Valuation of the stock market and bonds : Much cheap stocks comparing to bones will lead to a bounce up in the middle term
Valuation of U.S. and world stocks is relatively cheap comparing to government and corporate bonds. This is a strong long term support and leads us the rally since March 2009 and still holds very well during last several weeks bloody crush. As the market will up and down in next few weeks, the market is testing S&P@1040 which had strong support last year. With the fear cooing and the 3rd/4th Quarter results announced in the year end, we could see a substantial rebound from the recent lows.
Banking worries and balance sheet
Banking balance sheet is very healthy comparing to 2008. With the U.S treasury yield in historic low and Italy &Spain bonds near 5%, the balance sheet of global banks are stronger than three weeks ago.
U.S GDP and inflation
The inflation is the GDP growth killer both from CPI and worsened the U.S common account deficits. U.S economy is more vulnerable than China on oil price hikers. The recent market crash helped to beat the oil price in the reasonable range and hopefully will stay at 70-80 ranges in the rest of the year. The low oil price will not only give U.S consumers more disposal free income, but also will give a boost to GDP growth and consumer confidence for Q3 and Q4.
European Market Risks
As I mentioned in my last notes, Italy and Spain solvency issue could really kill the market. We witnessed a 5% one day drop triggered by Italy worries accompanying by U.S GDP slow down data.
We should be extremely alarm and watching very carefully about development in European.
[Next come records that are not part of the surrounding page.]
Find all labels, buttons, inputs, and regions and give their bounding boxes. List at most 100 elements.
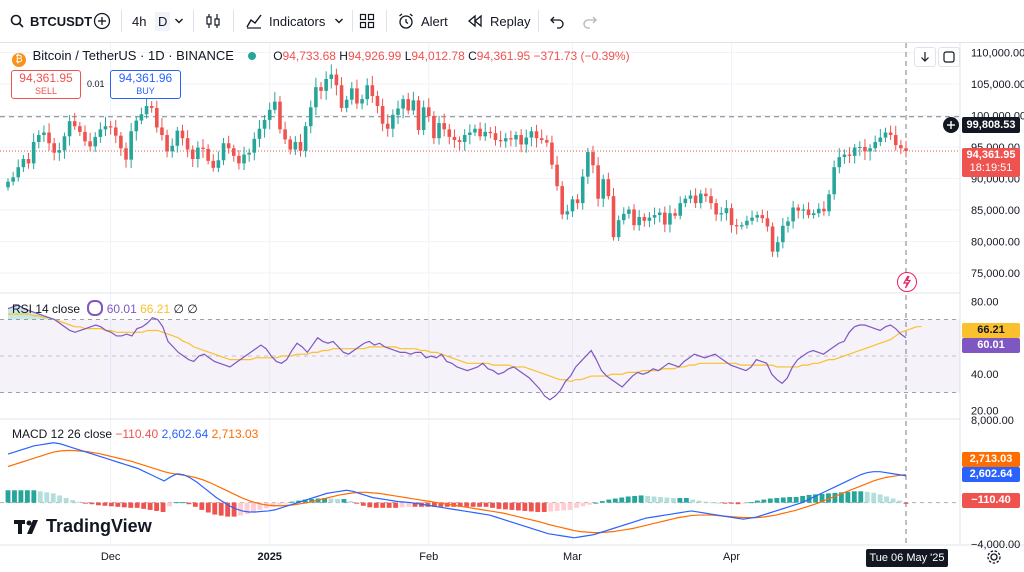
- symbol-search[interactable]: BTCUSDT: [10, 9, 92, 33]
- macd-line: [7, 442, 907, 539]
- macd-signal-tag: 2,713.03: [962, 452, 1020, 467]
- macd-histogram-bar: [554, 502, 560, 511]
- buy-button[interactable]: 94,361.96 BUY: [110, 70, 181, 99]
- macd-histogram-bar: [890, 498, 896, 503]
- candle-body: [514, 135, 518, 140]
- market-open-dot: [247, 52, 256, 60]
- macd-tick-label: −4,000.00: [971, 539, 1020, 551]
- fullscreen-button[interactable]: [938, 47, 960, 67]
- candle-body: [524, 137, 529, 145]
- macd-histogram-bar: [722, 502, 728, 504]
- macd-histogram-bar: [347, 501, 353, 503]
- layouts-button[interactable]: [359, 9, 375, 33]
- candle-body: [781, 225, 785, 243]
- macd-signal-value: 2,713.03: [211, 427, 259, 441]
- macd-histogram-bar: [24, 490, 30, 503]
- candle-body: [750, 217, 754, 221]
- candle-body: [837, 157, 842, 168]
- undo-icon: [550, 16, 564, 29]
- macd-histogram-bar: [399, 502, 405, 508]
- price-tick-label: 85,000.00: [971, 205, 1020, 217]
- candle-body: [175, 130, 180, 146]
- candle-body: [791, 207, 795, 222]
- candle-body: [462, 135, 467, 142]
- candle-body: [370, 85, 375, 96]
- candle-body: [401, 99, 405, 109]
- candle-body: [26, 158, 31, 164]
- chart-canvas[interactable]: 75,000.0080,000.0085,000.0090,000.0095,0…: [0, 43, 1024, 572]
- candle-body: [124, 148, 128, 160]
- low-value: 94,012.78: [411, 49, 465, 63]
- macd-histogram-bar: [716, 502, 722, 504]
- candle-body: [637, 216, 641, 226]
- candle-body: [36, 135, 41, 142]
- chart-settings-button[interactable]: [986, 549, 1002, 570]
- candle-body: [811, 213, 816, 216]
- change-value: −371.73 (−0.39%): [533, 49, 630, 63]
- candle-body: [719, 213, 724, 215]
- candle-body: [252, 138, 257, 153]
- candle-body: [878, 137, 883, 142]
- macd-histogram-bar: [877, 494, 883, 503]
- rsi-line: [7, 304, 907, 401]
- macd-histogram-bar: [858, 491, 864, 503]
- event-flag-button[interactable]: [897, 272, 917, 292]
- alert-button[interactable]: Alert: [397, 9, 448, 33]
- last-price-value: 94,361.95: [966, 149, 1016, 161]
- macd-histogram-bar: [477, 502, 483, 507]
- chart-type-button[interactable]: [204, 9, 222, 33]
- macd-value: 2,602.64: [161, 427, 209, 441]
- macd-histogram-bar: [496, 502, 502, 509]
- axis-layer: 75,000.0080,000.0085,000.0090,000.0095,0…: [101, 47, 1024, 563]
- macd-histogram-bar: [696, 500, 702, 503]
- macd-name: MACD 12 26 close: [12, 427, 113, 441]
- add-alert-button[interactable]: [943, 117, 959, 133]
- interval-d-button[interactable]: D: [155, 9, 171, 33]
- undo-button[interactable]: [549, 9, 565, 33]
- rsi-settings-icon[interactable]: [87, 300, 104, 316]
- tradingview-logo-text: TradingView: [46, 516, 152, 536]
- candle-body: [226, 143, 231, 149]
- candle-body: [796, 207, 801, 211]
- candle-body: [539, 138, 544, 141]
- macd-histogram-bar: [671, 498, 676, 503]
- macd-histogram-bar: [535, 502, 541, 512]
- candle-body: [714, 203, 718, 215]
- scroll-to-latest-button[interactable]: [914, 47, 936, 67]
- macd-histogram-bar: [70, 500, 76, 503]
- macd-histogram-bar: [180, 502, 185, 504]
- redo-button[interactable]: [582, 9, 598, 33]
- compare-symbol-button[interactable]: [93, 9, 111, 33]
- interval-dropdown-button[interactable]: [174, 9, 184, 33]
- candle-body: [575, 199, 580, 204]
- sell-button[interactable]: 94,361.95 SELL: [11, 70, 81, 99]
- interval-4h-button[interactable]: 4h: [132, 9, 146, 33]
- candle-body: [406, 99, 411, 111]
- candle-body: [668, 213, 672, 225]
- candle-body: [442, 123, 446, 130]
- candle-body: [355, 88, 359, 104]
- macd-histogram-bar: [96, 502, 101, 506]
- macd-histogram-bar: [309, 499, 315, 503]
- macd-histogram-bar: [108, 502, 114, 507]
- rsi-tick-label: 40.00: [971, 369, 999, 381]
- macd-histogram-bar: [793, 496, 799, 503]
- macd-histogram-bar: [638, 495, 644, 503]
- macd-histogram-bar: [464, 502, 470, 507]
- candle-body: [452, 136, 457, 141]
- main-legend: ₿ Bitcoin / TetherUS · 1D · BINANCE O94,…: [12, 48, 630, 67]
- indicators-dropdown-button[interactable]: [334, 9, 344, 33]
- indicators-button[interactable]: Indicators: [245, 9, 325, 33]
- macd-histogram-bar: [787, 496, 793, 503]
- candle-body: [509, 138, 513, 140]
- candle-body: [729, 208, 734, 226]
- replay-button[interactable]: Replay: [466, 9, 530, 33]
- bitcoin-icon: ₿: [12, 53, 26, 67]
- candle-body: [247, 152, 251, 155]
- candle-body: [498, 140, 503, 142]
- candle-body: [765, 218, 770, 227]
- macd-histogram-bar: [367, 502, 373, 508]
- macd-histogram-bar: [742, 502, 747, 504]
- close-value: 94,361.95: [476, 49, 531, 63]
- spread-value: 0.01: [87, 79, 105, 89]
Any major breakout in another side of Atlantics could really kill the market. ECB stepped the efforts and bought Italian and Spanish
QE3 and Fed meeting next week
Fed has made the decision to maintain Fed Fund rates 0-0.25% till June 2013. This is a strong support for any bank run and set a flow for all asset prices
Fed may start a new QE3 till we see substantial market and commodities retreat. The economy was turning around in Q32010 without QE2. The market crash this week is partially attributed to the unnecessary QE2. As the market crush and economy stalled in recently, the Fed may weight towards QE3 by the end of Aug
H.K market and China, no crisis seen for Local government loans.
Again, HK market witnessed sharp retreat as well as it is highly espoused to European and export risks. China government is more than happy about the commodity retreat during the last few days.
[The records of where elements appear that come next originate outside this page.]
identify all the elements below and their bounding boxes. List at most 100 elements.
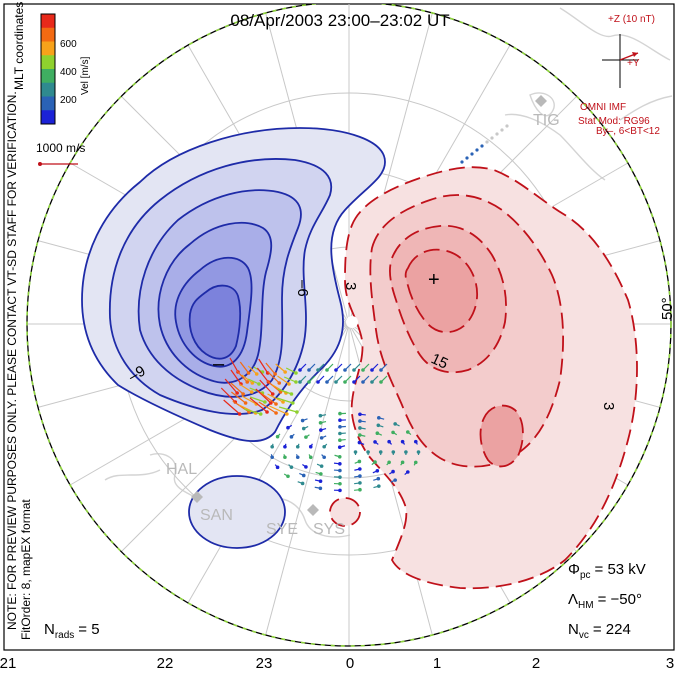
vector-scale: 1000 m/s	[36, 141, 85, 166]
vector-line	[323, 443, 328, 448]
vector-line	[400, 462, 404, 466]
vector-line	[283, 454, 286, 458]
station-marker-hal	[191, 491, 203, 503]
vector-line	[377, 432, 383, 436]
vector-line	[230, 369, 242, 385]
vector-point	[338, 411, 342, 416]
vector-line	[241, 374, 253, 384]
vector-line	[283, 473, 289, 477]
vector-line	[413, 462, 417, 466]
vector-line	[270, 454, 273, 458]
velocity-colorbar: 600 400 200 Vel [m/s]	[40, 13, 91, 125]
mlt-tick-23: 23	[256, 655, 273, 672]
vector-line	[247, 365, 258, 375]
vector-line	[317, 375, 325, 383]
vector-point	[270, 444, 274, 449]
vector-line	[249, 397, 268, 413]
vector-line	[359, 434, 366, 437]
vector-point	[338, 431, 342, 436]
vector-line	[241, 395, 257, 405]
colorbar-cell	[41, 96, 55, 111]
vector-line	[380, 363, 388, 371]
vector-point	[358, 474, 362, 478]
vector-point	[338, 468, 342, 473]
vector-line	[335, 375, 343, 383]
vector-point	[338, 461, 342, 466]
vector-line	[236, 370, 248, 383]
vector-line	[288, 464, 292, 468]
vector-line	[258, 358, 269, 374]
vector-line	[390, 479, 396, 483]
latitude-label: 50°	[659, 297, 676, 320]
vector-line	[243, 408, 261, 415]
station-san: SAN	[200, 507, 233, 524]
station-sye: SYE	[266, 521, 298, 538]
vector-line	[223, 399, 241, 415]
colorbar-tick-400: 400	[60, 67, 77, 78]
vector-point	[485, 140, 489, 144]
vector-line	[380, 375, 388, 383]
vector-line	[320, 420, 327, 424]
vector-point	[338, 488, 342, 493]
vector-line	[277, 433, 281, 438]
vector-line	[354, 482, 361, 485]
vector-line	[371, 375, 379, 383]
vector-point	[318, 420, 323, 425]
vector-line	[314, 486, 321, 489]
vector-point	[495, 132, 499, 136]
vector-point	[480, 144, 484, 148]
stat-model-bin: By–, 6<BT<12	[596, 126, 660, 137]
contour-label-pos-a: 3	[342, 282, 359, 290]
vector-line	[378, 417, 385, 420]
vector-line	[415, 441, 418, 445]
vector-line	[269, 405, 288, 415]
vector-line	[275, 363, 286, 373]
vector-point	[475, 148, 479, 152]
vector-line	[229, 357, 239, 373]
vector-line	[362, 375, 370, 383]
vector-line	[326, 375, 334, 383]
vector-line	[334, 454, 340, 458]
vector-line	[271, 443, 274, 447]
vector-line	[220, 387, 236, 403]
potential-max-marker: +	[428, 269, 440, 291]
vector-line	[267, 371, 280, 384]
fit-order-note: FitOrder: 8, mapEX format	[19, 499, 33, 640]
vector-line	[320, 428, 327, 431]
colorbar-tick-200: 200	[60, 95, 77, 106]
vector-line	[239, 361, 250, 374]
vector-line	[353, 363, 361, 371]
vector-line	[344, 375, 352, 383]
vector-line	[354, 475, 361, 478]
vector-line	[303, 425, 309, 430]
vector-point	[505, 124, 509, 128]
vector-line	[388, 441, 393, 445]
vector-line	[259, 379, 274, 395]
vector-line	[317, 363, 325, 371]
mlt-tick-2: 2	[532, 655, 540, 672]
vector-point	[319, 472, 323, 476]
vector-line	[378, 424, 384, 428]
vector-point	[358, 487, 362, 492]
mlt-tick-22: 22	[157, 655, 174, 672]
vector-line	[362, 363, 370, 371]
contour-label-neg-a: –6	[294, 280, 311, 297]
vector-line	[320, 414, 327, 417]
vector-line	[238, 383, 253, 393]
vector-line	[335, 363, 343, 371]
vector-line	[255, 388, 272, 404]
vector-point	[337, 454, 342, 459]
vector-line	[277, 388, 292, 395]
velocity-vectors	[220, 357, 421, 493]
vector-line	[321, 454, 325, 458]
colorbar-cell	[41, 27, 55, 42]
vector-line	[247, 378, 260, 385]
vector-line	[359, 413, 366, 416]
vector-line	[258, 401, 277, 414]
vector-line	[308, 375, 316, 383]
station-marker-tig	[535, 95, 547, 107]
negative-potential-cell	[81, 127, 386, 549]
contour-label-pos-c: 3	[600, 402, 617, 410]
vector-line	[326, 363, 334, 371]
vector-line	[295, 454, 299, 458]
From our monitoring systems, we could see China central bank is easing credits in the last few weeks. Low commodity price and low CPIs will give China more freedom for easing policy by the end of the year. China A shares may have a buying opportunity in the next 1-6 months.
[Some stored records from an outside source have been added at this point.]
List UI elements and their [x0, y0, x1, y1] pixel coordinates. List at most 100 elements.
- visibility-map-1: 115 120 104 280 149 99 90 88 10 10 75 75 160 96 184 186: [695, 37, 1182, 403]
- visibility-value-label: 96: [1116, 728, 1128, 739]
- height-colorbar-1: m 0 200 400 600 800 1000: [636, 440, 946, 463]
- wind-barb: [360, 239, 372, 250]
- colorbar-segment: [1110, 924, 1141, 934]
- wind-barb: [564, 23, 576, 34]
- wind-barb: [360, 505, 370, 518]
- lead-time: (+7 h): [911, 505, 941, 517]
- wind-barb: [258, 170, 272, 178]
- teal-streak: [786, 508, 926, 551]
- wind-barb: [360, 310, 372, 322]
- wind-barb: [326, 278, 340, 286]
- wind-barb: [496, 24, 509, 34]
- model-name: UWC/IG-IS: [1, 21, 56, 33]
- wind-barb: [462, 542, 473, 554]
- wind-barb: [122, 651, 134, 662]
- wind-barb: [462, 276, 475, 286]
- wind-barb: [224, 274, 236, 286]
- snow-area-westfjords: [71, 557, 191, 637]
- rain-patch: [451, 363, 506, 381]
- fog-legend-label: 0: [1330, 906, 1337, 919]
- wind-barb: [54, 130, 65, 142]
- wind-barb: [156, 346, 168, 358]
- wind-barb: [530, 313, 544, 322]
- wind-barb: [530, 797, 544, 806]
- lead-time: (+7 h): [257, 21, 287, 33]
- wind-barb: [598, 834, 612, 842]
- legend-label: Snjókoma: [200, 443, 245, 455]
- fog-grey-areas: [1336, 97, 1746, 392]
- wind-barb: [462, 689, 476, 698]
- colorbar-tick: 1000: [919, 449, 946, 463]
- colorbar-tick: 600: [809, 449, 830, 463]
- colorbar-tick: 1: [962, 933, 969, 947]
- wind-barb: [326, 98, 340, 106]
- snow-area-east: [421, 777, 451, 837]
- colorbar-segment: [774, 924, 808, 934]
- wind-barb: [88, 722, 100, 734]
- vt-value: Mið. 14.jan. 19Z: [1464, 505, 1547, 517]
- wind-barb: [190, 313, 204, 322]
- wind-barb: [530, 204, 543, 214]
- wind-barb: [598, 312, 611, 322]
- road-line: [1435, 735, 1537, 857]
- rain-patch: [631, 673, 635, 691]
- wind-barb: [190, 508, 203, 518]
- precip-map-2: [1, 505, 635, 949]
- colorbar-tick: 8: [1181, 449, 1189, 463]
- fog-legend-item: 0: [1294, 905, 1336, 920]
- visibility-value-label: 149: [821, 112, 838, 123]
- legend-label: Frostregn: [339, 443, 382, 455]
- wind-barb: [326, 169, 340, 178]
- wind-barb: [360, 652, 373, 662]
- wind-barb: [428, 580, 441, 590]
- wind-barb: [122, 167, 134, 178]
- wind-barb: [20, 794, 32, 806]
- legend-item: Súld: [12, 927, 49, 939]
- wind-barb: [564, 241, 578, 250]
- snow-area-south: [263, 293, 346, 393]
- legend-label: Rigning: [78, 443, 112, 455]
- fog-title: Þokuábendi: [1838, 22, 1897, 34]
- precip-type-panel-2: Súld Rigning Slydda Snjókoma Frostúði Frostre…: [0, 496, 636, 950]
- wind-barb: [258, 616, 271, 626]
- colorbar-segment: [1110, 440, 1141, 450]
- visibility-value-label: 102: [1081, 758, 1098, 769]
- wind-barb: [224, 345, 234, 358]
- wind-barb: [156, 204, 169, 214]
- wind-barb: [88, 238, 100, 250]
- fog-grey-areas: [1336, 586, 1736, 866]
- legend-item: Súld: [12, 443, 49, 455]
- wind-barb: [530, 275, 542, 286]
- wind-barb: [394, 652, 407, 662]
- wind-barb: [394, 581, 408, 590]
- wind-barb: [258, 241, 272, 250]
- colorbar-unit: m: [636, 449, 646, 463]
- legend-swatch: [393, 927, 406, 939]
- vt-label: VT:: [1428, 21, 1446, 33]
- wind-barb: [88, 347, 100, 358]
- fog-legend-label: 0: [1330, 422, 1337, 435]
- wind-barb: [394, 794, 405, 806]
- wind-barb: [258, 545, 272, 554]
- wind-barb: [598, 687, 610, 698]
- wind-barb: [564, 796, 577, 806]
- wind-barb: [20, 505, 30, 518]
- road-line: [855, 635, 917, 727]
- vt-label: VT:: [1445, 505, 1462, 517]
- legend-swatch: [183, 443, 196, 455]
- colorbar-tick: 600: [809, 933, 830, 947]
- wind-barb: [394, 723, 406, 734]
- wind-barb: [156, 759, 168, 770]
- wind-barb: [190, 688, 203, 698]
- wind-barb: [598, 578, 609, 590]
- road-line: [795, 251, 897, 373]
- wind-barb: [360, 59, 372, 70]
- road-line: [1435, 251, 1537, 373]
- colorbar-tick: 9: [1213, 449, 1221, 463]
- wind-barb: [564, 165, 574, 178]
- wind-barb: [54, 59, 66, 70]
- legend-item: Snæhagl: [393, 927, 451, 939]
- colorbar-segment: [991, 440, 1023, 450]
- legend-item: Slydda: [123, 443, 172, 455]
Chinese local government debts risk is visible and already priced in the current bond and stock markets. China Central government has a world leading healthy balance sheet and positive cash flow.
We could never separate China local and central government because of its unique political system.
China PMI and strong P7 common account surplus warranties the fundamental soundness of the company.
Gold and commodity
Commodity such as oil is a long term bet though we should Not over weight in next few weeks. Gold is already hitting the new high and we may see a near term top. We could sell gold for a short term high profit
The U.S debt drama and European solvency crisis strengthened the Gold position in global long term asset allocation portfolio. We should still hold the gold for middle to long term benefit.
The stock market risk is substantially low comparing to my last notes back months ago.
Treasury/bonds are overvalued and stocks could see a rally show in the middle term ( 1-5 months). Short term, the market is seeking the bottom in next few weeks mainly because of fear and bearish momentum. If global investors are not withholding their U.S investments, we could see the market retest 52 weeks high by the end of the year.